Purpose: Computational phantoms have important applications in paediatric radiotherapy, in quality assurance of diagnostic/therapeutic protocols, and in reconstructing historical radiation doses. Detailed age-specific computational anatomical models are available, developed from average and/or healthy individuals, which may not be representative of cancer patients due to pathology and/or treatment effects. This study investigated the capability of existing phantoms in representing the paediatric radiotherapy population.
Methods: Computational models evaluated were the International Commission on Radiological Protection (ICRP) paediatric reference computational phantoms (n=8, median age 8y, range: 1–15y) and the default 4D extended cardiac torso (XCAT) (n=75, median age 9y, range: 1–18y). Five key organs (kidneys, lungs, spleen, liver and brain) were automatically segmented on the virtual phantoms similar to clinical organ at risk segmentation protocols. Anatomical similarity was assessed in terms of organ length and mass. These quantities were measured on the phantoms and on a clinical radiotherapy dataset, consisting of planning CT images/contours from craniospinal irradiation patients (n=68, median age 7, range: 2–16y). We also compared clinical measures with published literature on healthy children (9 publications, median age 8y, range 1–16y).

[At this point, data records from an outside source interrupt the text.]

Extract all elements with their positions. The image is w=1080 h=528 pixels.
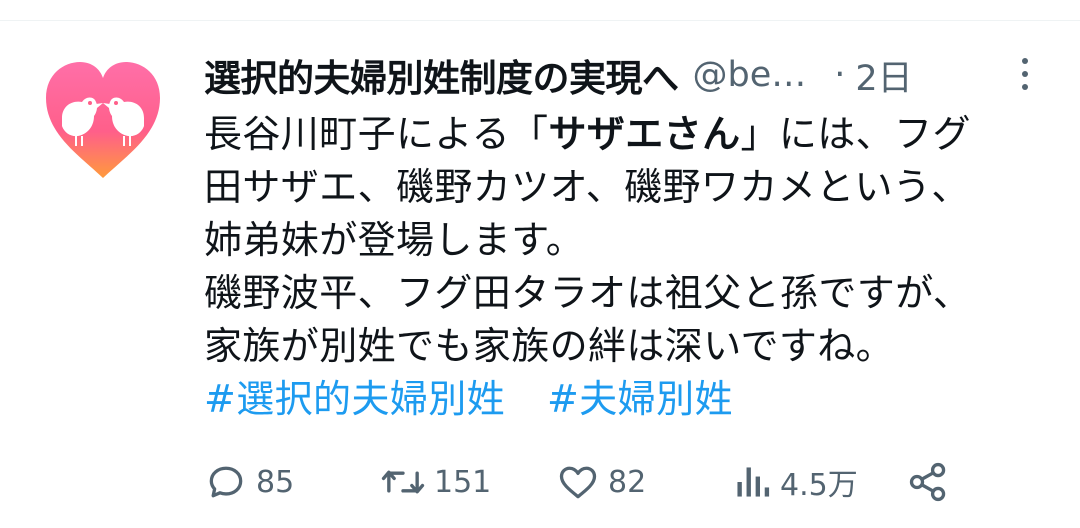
like-icon bbox=[559, 466, 597, 499]
text-segment: 長谷川町子による「 bbox=[204, 112, 549, 156]
user-handle[interactable]: @be… bbox=[693, 55, 807, 95]
text-segment: 」には、フグ bbox=[740, 112, 971, 156]
tweet-text: 長谷川町子による「サザエさん」には、フグ 田サザエ、磯野カツオ、磯野ワカメという… bbox=[204, 108, 1054, 373]
hashtag-link[interactable]: #選択的夫婦別姓 bbox=[204, 377, 505, 421]
tweet-text-line: 姉弟妹が登場します。 bbox=[204, 218, 585, 262]
avatar[interactable] bbox=[40, 56, 166, 182]
top-divider bbox=[0, 20, 1080, 21]
tweet-text-line: 磯野波平、フグ田タラオは祖父と孫ですが、 bbox=[204, 271, 972, 315]
retweet-icon bbox=[381, 470, 425, 494]
retweet-button[interactable]: 151 bbox=[380, 458, 491, 506]
hashtags: #選択的夫婦別姓 #夫婦別姓 bbox=[204, 373, 1054, 426]
hashtag-link[interactable]: #夫婦別姓 bbox=[547, 377, 733, 421]
display-name[interactable]: 選択的夫婦別姓制度の実現へ bbox=[204, 48, 679, 102]
views-count: 4.5万 bbox=[780, 468, 858, 503]
views-button[interactable]: 4.5万 bbox=[732, 458, 858, 506]
tweet-text-line: 家族が別姓でも家族の絆は深いですね。 bbox=[204, 324, 895, 368]
reply-icon bbox=[209, 466, 243, 498]
share-button[interactable] bbox=[906, 458, 950, 506]
tweet-text-line: 長谷川町子による「サザエさん」には、フグ bbox=[204, 108, 1054, 161]
bold-text-segment: サザエさん bbox=[548, 112, 741, 156]
separator-dot: · bbox=[834, 55, 846, 95]
tweet-body: 選択的夫婦別姓制度の実現へ @be… · 2日 長谷川町子による「サザエさん」に… bbox=[204, 50, 1054, 426]
reply-count: 85 bbox=[256, 464, 295, 500]
share-icon bbox=[909, 462, 946, 502]
timestamp[interactable]: 2日 bbox=[855, 50, 912, 101]
action-bar: 85 151 82 4.5万 bbox=[204, 458, 964, 506]
heart-birds-icon bbox=[46, 62, 160, 178]
views-icon bbox=[737, 467, 770, 497]
like-button[interactable]: 82 bbox=[556, 458, 646, 506]
reply-button[interactable]: 85 bbox=[204, 458, 294, 506]
like-count: 82 bbox=[608, 464, 647, 500]
tweet-header: 選択的夫婦別姓制度の実現へ @be… · 2日 bbox=[204, 50, 1054, 100]
retweet-count: 151 bbox=[434, 464, 492, 500]
tweet-text-line: 田サザエ、磯野カツオ、磯野ワカメという、 bbox=[204, 165, 970, 209]
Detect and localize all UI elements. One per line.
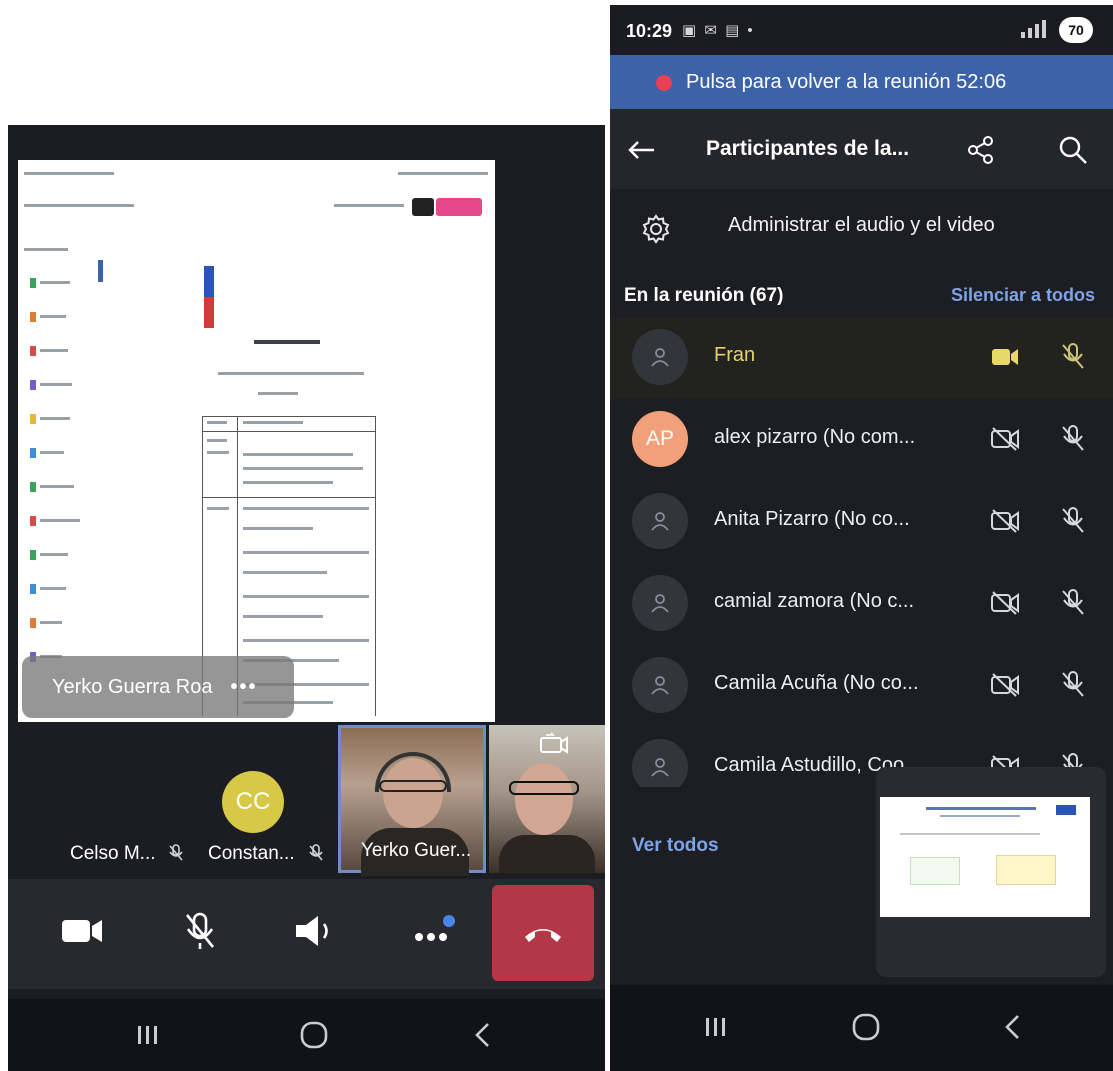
return-to-meeting-banner[interactable]: Pulsa para volver a la reunión 52:06 (610, 55, 1113, 109)
mic-off-icon[interactable] (1058, 505, 1088, 535)
thumbnail-name: Celso M... (70, 843, 156, 864)
in-meeting-section-header: En la reunión (67) Silenciar a todos (610, 273, 1113, 317)
participant-name: Anita Pizarro (No co... (714, 508, 910, 530)
back-icon[interactable] (462, 1017, 502, 1053)
participant-video-thumbnail[interactable]: Yerko Guer... (338, 725, 486, 876)
search-icon[interactable] (1056, 133, 1090, 167)
avatar: AP (632, 411, 688, 467)
presenter-name-tag[interactable]: Yerko Guerra Roa ••• (22, 656, 294, 718)
camera-off-icon[interactable] (990, 508, 1020, 534)
speaker-button[interactable] (284, 901, 344, 961)
list-item[interactable]: Anita Pizarro (No co... (610, 481, 1113, 563)
manage-audio-video-button[interactable]: Administrar el audio y el video (610, 189, 1113, 269)
avatar: CC (222, 771, 284, 833)
notification-icons: ▣ ✉ ▤ • (682, 22, 755, 39)
hangup-button[interactable] (492, 885, 594, 981)
back-arrow-icon[interactable] (624, 133, 658, 167)
camera-off-icon[interactable] (990, 590, 1020, 616)
mic-off-icon (168, 844, 184, 867)
more-options-button[interactable] (404, 901, 464, 961)
person-icon (651, 594, 669, 613)
mic-off-icon[interactable] (1058, 669, 1088, 699)
view-all-link[interactable]: Ver todos (632, 835, 719, 857)
participants-header: Participantes de la... (610, 109, 1113, 189)
participant-thumbnail[interactable]: CC Constan... (204, 725, 336, 873)
participant-thumbnail[interactable]: Celso M... (18, 725, 188, 873)
recording-dot-icon (656, 75, 672, 91)
person-icon (651, 512, 669, 531)
signal-icon (1019, 20, 1049, 41)
participant-name: Fran (714, 344, 756, 366)
presenter-more-icon[interactable]: ••• (230, 676, 257, 699)
camera-off-icon[interactable] (990, 672, 1020, 698)
person-icon (651, 676, 669, 695)
participant-thumbnail-strip: Celso M... CC Constan... Yerko Guer... (8, 725, 605, 876)
participants-screen: 10:29 ▣ ✉ ▤ • 70 Pulsa para volver a la … (610, 5, 1113, 1071)
switch-camera-icon[interactable] (539, 731, 569, 757)
participant-name: Camila Acuña (No co... (714, 672, 919, 694)
android-nav-bar (8, 999, 605, 1071)
avatar (632, 329, 688, 385)
recent-apps-icon[interactable] (128, 1017, 168, 1053)
list-item[interactable]: Camila Acuña (No co... (610, 645, 1113, 727)
mute-button[interactable] (170, 901, 230, 961)
pip-shared-slide (880, 797, 1090, 917)
picture-in-picture-window[interactable] (876, 767, 1106, 977)
mute-all-button[interactable]: Silenciar a todos (951, 285, 1095, 306)
person-icon (651, 348, 669, 367)
share-icon[interactable] (964, 133, 998, 167)
doc-logo (204, 266, 214, 328)
self-video-thumbnail[interactable] (489, 725, 605, 873)
camera-icon (62, 920, 102, 942)
manage-audio-video-label: Administrar el audio y el video (728, 214, 995, 236)
meeting-call-screen: Yerko Guerra Roa ••• Celso M... CC Const… (8, 125, 605, 1071)
list-item[interactable]: AP alex pizarro (No com... (610, 399, 1113, 481)
speaker-icon (296, 916, 328, 946)
gear-icon (642, 214, 670, 244)
person-icon (651, 758, 669, 777)
mic-off-icon[interactable] (1058, 341, 1088, 371)
battery-icon: 70 (1059, 17, 1093, 43)
avatar (632, 739, 688, 787)
status-time: 10:29 (626, 21, 673, 41)
avatar (632, 575, 688, 631)
doc-share-button (436, 198, 482, 216)
list-item[interactable]: Fran (610, 317, 1113, 399)
camera-on-icon[interactable] (990, 344, 1020, 370)
more-icon (415, 915, 455, 941)
avatar (632, 657, 688, 713)
mic-off-icon[interactable] (1058, 423, 1088, 453)
in-meeting-count: En la reunión (67) (624, 285, 784, 306)
participant-name: alex pizarro (No com... (714, 426, 916, 448)
page-title: Participantes de la... (706, 137, 910, 160)
camera-button[interactable] (52, 901, 112, 961)
back-icon[interactable] (992, 1009, 1032, 1045)
doc-toolbar-button (412, 198, 434, 216)
call-controls-bar (8, 879, 605, 989)
return-banner-text: Pulsa para volver a la reunión 52:06 (686, 70, 1007, 93)
mic-off-icon[interactable] (1058, 587, 1088, 617)
camera-off-icon[interactable] (990, 426, 1020, 452)
home-icon[interactable] (846, 1009, 886, 1045)
list-item[interactable]: camial zamora (No c... (610, 563, 1113, 645)
thumbnail-name: Constan... (208, 843, 295, 864)
mic-off-icon (185, 912, 215, 949)
thumbnail-name: Yerko Guer... (361, 840, 472, 861)
hangup-icon (525, 929, 561, 942)
home-icon[interactable] (294, 1017, 334, 1053)
recent-apps-icon[interactable] (696, 1009, 736, 1045)
status-bar: 10:29 ▣ ✉ ▤ • 70 (610, 5, 1113, 55)
avatar (632, 493, 688, 549)
participant-name: camial zamora (No c... (714, 590, 915, 612)
mic-off-icon (308, 844, 324, 867)
android-nav-bar (610, 985, 1113, 1071)
presenter-name: Yerko Guerra Roa (52, 675, 213, 698)
shared-screen-document[interactable] (18, 160, 495, 722)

Results: For each dataset (phantom, published and clinical data) we performed a linear fit of the mass and length across the ages. Differences between clinical data and virtual phantoms/published data were calculated as the average relative difference between the linear fits for integer ages across the clinical data. For the phantoms, differences across all organs ranged from 1–22% for lengths and 4–35% for masses. For published data these were 5–23% and 7–39%, respectively. The smallest and largest differences were found for the liver and spleen, respectively.
Conclusion: Quantitative anatomical differences were described between phantoms, literature, and routine radiotherapy data. Our findings will help selecting and tailoring the phantoms most representative of this population.
Funding Support, Disclosures, and Conflict of Interest: RA and JC were supported by National Institute for Health Research University College London Hospitals Biomedical Research Centre and Wellcome Trust Institutional Strategic Support Fund (WISSF). CV is supported by the Royal Academy of Engineering under the Research Fellowship scheme (RF\201718\17140).